Mr Mac-Ocloo stated that the political class should not only be interested in elections or winning the next election but should rather spend enough resources on civic education so that the citizenry would be discerning enough to be part of the governance system in the country.
“The current political situation is a worrying development, which must be nipped in the bud for all Ghanaians to put their shoulders to the wheel to contribute their quota towards the growth and development of the nation.
“The change we want to witness as a country must start with us, particularly the youth, through civic education so that they will grow up to play pivotal roles in the transformation of the nation,” he added.

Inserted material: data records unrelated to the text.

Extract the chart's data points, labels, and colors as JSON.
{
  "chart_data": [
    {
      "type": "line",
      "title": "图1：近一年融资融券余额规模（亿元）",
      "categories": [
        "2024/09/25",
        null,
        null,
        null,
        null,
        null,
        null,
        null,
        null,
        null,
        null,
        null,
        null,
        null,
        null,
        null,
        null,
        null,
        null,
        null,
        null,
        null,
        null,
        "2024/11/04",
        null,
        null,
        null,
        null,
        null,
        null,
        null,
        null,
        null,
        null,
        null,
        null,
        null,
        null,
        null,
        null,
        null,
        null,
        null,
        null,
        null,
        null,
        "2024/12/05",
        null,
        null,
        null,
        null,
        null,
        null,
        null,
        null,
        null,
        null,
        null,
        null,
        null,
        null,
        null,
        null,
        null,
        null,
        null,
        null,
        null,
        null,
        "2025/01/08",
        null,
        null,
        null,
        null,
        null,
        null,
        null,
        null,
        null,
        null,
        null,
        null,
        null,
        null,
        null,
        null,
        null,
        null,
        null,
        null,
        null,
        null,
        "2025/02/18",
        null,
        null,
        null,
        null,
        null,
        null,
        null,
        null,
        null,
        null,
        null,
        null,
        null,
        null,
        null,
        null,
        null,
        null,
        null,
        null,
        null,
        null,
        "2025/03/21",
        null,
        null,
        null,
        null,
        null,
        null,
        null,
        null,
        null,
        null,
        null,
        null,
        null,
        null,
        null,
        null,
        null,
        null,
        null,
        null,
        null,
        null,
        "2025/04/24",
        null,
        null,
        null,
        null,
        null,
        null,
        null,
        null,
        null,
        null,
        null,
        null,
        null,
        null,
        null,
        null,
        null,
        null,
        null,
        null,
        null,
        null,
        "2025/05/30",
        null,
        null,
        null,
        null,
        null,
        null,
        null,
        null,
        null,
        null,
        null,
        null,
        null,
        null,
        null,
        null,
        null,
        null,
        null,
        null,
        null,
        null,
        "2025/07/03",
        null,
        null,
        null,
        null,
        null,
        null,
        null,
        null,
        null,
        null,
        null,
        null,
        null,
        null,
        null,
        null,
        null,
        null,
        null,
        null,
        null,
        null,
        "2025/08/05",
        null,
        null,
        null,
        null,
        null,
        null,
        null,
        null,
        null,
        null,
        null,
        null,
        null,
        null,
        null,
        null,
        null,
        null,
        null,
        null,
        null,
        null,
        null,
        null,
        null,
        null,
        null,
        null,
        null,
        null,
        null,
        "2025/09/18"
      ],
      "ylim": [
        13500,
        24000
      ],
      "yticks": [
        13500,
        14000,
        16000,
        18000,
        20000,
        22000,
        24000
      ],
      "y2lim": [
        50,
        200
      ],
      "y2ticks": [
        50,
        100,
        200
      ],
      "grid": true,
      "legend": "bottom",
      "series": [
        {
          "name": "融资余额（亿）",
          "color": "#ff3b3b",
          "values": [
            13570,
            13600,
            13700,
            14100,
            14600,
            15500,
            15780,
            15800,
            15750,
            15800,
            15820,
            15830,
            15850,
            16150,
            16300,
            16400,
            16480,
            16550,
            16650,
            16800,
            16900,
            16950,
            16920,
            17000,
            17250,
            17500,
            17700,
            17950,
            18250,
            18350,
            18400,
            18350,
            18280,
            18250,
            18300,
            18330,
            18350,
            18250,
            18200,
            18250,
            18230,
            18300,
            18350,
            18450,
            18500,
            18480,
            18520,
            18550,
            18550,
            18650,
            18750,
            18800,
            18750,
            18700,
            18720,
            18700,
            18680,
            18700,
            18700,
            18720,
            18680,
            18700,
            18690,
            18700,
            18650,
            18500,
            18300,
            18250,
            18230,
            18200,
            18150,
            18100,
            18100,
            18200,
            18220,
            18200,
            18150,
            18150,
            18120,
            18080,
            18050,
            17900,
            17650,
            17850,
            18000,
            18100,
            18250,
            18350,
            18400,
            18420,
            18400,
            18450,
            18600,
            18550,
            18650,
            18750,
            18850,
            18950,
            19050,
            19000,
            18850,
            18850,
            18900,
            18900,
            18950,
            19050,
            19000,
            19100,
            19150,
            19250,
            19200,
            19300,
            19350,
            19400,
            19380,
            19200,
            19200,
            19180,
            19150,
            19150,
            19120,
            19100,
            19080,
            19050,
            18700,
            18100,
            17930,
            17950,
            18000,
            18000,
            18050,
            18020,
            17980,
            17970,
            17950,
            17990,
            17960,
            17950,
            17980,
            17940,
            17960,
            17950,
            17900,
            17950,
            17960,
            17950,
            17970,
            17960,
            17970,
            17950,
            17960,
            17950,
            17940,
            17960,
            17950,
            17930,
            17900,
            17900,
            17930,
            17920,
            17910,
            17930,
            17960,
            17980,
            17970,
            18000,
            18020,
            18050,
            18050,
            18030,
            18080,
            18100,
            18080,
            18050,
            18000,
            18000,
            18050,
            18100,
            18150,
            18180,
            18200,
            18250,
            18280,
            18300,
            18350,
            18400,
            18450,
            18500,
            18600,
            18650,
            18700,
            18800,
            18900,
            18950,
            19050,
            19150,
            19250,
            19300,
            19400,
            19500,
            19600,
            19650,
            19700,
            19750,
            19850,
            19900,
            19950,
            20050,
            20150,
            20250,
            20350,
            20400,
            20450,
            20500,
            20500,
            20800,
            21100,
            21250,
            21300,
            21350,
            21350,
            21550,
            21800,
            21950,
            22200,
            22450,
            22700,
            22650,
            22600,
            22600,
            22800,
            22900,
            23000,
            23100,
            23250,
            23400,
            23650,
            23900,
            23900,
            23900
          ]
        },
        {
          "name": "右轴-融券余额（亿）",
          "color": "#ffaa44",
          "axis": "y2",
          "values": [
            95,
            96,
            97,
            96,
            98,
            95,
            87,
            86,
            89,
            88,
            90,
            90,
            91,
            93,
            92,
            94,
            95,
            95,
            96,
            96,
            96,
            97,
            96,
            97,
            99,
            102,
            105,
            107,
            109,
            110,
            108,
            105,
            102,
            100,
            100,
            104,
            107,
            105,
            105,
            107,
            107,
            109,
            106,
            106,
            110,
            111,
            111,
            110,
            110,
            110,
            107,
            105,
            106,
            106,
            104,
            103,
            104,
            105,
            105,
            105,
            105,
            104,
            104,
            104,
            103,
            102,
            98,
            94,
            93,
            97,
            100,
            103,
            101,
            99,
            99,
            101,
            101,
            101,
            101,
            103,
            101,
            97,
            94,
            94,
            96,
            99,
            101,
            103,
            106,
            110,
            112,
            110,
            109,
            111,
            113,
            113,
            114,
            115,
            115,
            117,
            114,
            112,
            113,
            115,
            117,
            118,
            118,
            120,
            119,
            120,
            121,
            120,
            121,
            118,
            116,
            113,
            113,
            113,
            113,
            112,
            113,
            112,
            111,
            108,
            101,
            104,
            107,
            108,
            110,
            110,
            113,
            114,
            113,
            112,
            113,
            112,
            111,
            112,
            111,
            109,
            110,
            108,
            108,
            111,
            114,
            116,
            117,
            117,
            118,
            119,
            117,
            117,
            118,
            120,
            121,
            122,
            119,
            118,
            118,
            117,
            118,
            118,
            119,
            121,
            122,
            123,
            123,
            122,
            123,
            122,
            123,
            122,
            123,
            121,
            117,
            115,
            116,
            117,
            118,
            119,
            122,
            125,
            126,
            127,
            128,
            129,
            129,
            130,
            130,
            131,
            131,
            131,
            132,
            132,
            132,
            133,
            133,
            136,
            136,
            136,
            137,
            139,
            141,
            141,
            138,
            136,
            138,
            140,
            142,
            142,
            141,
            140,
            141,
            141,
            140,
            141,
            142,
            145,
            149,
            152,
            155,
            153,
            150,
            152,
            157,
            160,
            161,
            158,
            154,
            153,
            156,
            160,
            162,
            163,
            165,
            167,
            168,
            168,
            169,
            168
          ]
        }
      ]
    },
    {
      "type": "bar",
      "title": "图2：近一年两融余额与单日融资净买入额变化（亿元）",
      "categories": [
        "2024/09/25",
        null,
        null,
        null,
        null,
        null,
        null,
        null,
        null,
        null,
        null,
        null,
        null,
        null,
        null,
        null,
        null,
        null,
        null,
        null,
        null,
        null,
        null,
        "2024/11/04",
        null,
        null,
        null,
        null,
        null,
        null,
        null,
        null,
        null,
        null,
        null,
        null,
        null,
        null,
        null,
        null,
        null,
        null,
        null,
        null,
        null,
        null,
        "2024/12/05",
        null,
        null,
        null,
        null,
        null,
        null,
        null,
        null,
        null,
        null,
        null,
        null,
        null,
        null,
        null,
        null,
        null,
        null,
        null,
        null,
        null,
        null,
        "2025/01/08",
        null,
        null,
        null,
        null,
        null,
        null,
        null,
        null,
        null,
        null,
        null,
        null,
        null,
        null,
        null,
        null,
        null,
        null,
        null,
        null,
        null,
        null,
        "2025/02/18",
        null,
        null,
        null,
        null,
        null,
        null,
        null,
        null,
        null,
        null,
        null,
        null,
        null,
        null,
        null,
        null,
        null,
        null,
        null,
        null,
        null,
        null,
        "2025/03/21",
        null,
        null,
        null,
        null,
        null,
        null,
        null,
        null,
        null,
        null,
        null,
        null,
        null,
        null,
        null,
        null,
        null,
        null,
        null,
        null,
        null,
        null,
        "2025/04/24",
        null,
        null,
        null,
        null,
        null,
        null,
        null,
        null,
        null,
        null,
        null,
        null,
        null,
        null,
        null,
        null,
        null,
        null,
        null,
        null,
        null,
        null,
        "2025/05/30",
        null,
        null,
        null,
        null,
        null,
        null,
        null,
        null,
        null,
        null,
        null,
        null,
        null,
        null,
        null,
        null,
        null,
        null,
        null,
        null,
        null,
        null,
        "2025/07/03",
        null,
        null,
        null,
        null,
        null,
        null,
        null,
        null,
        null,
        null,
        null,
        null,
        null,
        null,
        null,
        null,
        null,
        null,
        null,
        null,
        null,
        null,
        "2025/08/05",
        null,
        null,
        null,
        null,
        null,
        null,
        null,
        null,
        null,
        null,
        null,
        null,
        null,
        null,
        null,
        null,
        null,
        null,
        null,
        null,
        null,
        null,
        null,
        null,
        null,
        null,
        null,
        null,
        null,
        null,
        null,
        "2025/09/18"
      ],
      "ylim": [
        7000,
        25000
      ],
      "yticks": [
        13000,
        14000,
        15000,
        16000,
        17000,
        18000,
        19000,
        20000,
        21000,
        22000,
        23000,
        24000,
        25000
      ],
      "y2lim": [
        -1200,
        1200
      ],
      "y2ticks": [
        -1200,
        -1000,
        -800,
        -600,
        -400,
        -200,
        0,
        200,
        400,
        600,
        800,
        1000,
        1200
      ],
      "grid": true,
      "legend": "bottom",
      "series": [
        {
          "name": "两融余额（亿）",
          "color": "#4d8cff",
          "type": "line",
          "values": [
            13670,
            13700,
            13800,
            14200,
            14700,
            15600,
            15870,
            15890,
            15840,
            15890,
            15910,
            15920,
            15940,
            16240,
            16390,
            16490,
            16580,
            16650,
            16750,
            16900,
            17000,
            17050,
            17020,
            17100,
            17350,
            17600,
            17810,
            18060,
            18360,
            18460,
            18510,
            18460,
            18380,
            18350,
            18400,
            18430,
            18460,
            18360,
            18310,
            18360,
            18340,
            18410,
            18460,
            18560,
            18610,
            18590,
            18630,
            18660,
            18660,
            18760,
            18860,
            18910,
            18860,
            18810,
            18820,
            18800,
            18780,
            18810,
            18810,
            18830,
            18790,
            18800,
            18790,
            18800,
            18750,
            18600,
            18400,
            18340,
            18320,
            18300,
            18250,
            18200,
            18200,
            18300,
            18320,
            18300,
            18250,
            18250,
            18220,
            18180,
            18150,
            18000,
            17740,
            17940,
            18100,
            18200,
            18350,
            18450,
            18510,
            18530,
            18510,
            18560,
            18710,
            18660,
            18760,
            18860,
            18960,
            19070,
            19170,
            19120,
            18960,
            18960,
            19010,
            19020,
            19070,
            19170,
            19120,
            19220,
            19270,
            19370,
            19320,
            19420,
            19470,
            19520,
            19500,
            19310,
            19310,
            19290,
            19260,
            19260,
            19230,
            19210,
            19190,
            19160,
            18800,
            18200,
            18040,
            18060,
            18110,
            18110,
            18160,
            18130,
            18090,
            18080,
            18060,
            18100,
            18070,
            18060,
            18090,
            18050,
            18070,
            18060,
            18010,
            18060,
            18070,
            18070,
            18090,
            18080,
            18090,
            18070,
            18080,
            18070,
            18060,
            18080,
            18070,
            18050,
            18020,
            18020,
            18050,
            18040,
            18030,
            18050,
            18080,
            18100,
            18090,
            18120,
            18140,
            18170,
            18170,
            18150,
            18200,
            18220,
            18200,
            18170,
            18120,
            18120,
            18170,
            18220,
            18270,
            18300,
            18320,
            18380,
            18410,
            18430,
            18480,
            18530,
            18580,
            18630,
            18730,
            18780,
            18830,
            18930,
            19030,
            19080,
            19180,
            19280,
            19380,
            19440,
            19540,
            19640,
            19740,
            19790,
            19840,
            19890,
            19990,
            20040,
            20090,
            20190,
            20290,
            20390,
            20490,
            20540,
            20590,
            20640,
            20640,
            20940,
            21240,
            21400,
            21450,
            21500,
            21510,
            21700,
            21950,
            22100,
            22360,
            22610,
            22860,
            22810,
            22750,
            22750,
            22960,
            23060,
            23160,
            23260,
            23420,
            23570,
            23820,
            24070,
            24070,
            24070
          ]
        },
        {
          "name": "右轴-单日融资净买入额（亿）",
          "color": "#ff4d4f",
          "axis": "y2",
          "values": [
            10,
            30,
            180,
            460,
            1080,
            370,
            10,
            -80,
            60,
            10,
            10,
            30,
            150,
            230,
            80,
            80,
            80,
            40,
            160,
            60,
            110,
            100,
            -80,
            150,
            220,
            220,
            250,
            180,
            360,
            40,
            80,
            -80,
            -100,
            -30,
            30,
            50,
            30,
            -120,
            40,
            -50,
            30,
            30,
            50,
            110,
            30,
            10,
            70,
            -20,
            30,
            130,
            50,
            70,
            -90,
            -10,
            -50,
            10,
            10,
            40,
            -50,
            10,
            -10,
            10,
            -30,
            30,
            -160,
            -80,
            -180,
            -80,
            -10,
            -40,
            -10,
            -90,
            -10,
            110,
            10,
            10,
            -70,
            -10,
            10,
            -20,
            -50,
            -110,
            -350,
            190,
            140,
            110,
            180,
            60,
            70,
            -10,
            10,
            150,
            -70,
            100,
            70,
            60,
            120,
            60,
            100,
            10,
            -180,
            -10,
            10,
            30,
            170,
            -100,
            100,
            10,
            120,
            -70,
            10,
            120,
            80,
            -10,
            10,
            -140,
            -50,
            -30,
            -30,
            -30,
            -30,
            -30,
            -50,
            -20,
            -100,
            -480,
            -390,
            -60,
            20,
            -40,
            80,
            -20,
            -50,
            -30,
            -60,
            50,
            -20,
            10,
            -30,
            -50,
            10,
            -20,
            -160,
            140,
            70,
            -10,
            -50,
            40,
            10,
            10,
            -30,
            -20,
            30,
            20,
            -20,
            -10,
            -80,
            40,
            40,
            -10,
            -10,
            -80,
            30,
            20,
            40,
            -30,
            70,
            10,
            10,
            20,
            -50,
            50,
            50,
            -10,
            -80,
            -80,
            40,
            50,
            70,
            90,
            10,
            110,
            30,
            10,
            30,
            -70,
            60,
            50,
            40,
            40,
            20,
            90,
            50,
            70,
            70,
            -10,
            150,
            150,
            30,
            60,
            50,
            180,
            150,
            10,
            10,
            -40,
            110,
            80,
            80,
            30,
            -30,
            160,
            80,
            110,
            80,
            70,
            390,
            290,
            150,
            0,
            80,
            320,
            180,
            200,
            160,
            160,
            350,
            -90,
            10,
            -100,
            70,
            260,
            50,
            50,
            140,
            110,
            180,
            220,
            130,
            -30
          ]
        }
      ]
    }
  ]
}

Mr Mac-Ocloo also urged all physically challenged people to involve themselves in the upcoming assembly elections to enable them to participate in the decision-making process at the district level.
He said it was important that the public desisted from discrimination against PWDs in election campaigns and related matters.
Nana George Frimpong, the Central Regional President of the Ghana Blind Union (GBU), asked PWDs aspiring for the assembly member positions not to be intimated by anybody and be quick to report acts of intimidation for redress.
However, he decried the fact that almost a decade after the enactment of the PWD Act, 2006 (Act 715), which seeks to end discrimination against PWDs, they continued to go through harrowing experiences in accessing public spaces and services.
Although the Act gave a 10-year moratorium for all public buildings to be made disability-friendly, he said the premises of many public institutions remained “no-go areas” for physically challenged persons after the expiration of the moratorium on August 11, 2016.
Aside from their inability to access the premises of health facilities, he expressed concerns about discrimination in terms of access to relevant information on medical consumables.
He described as discriminatory the fact that local pharmaceutical products did not have braille embodiments on the boxes for the visually impaired to read the vital information on them, including the dosage and side effects of drugs.
Such a situation, among others, had deepened the vulnerability of PWDs, who had to be carried on the back of people and taken upstairs for treatment.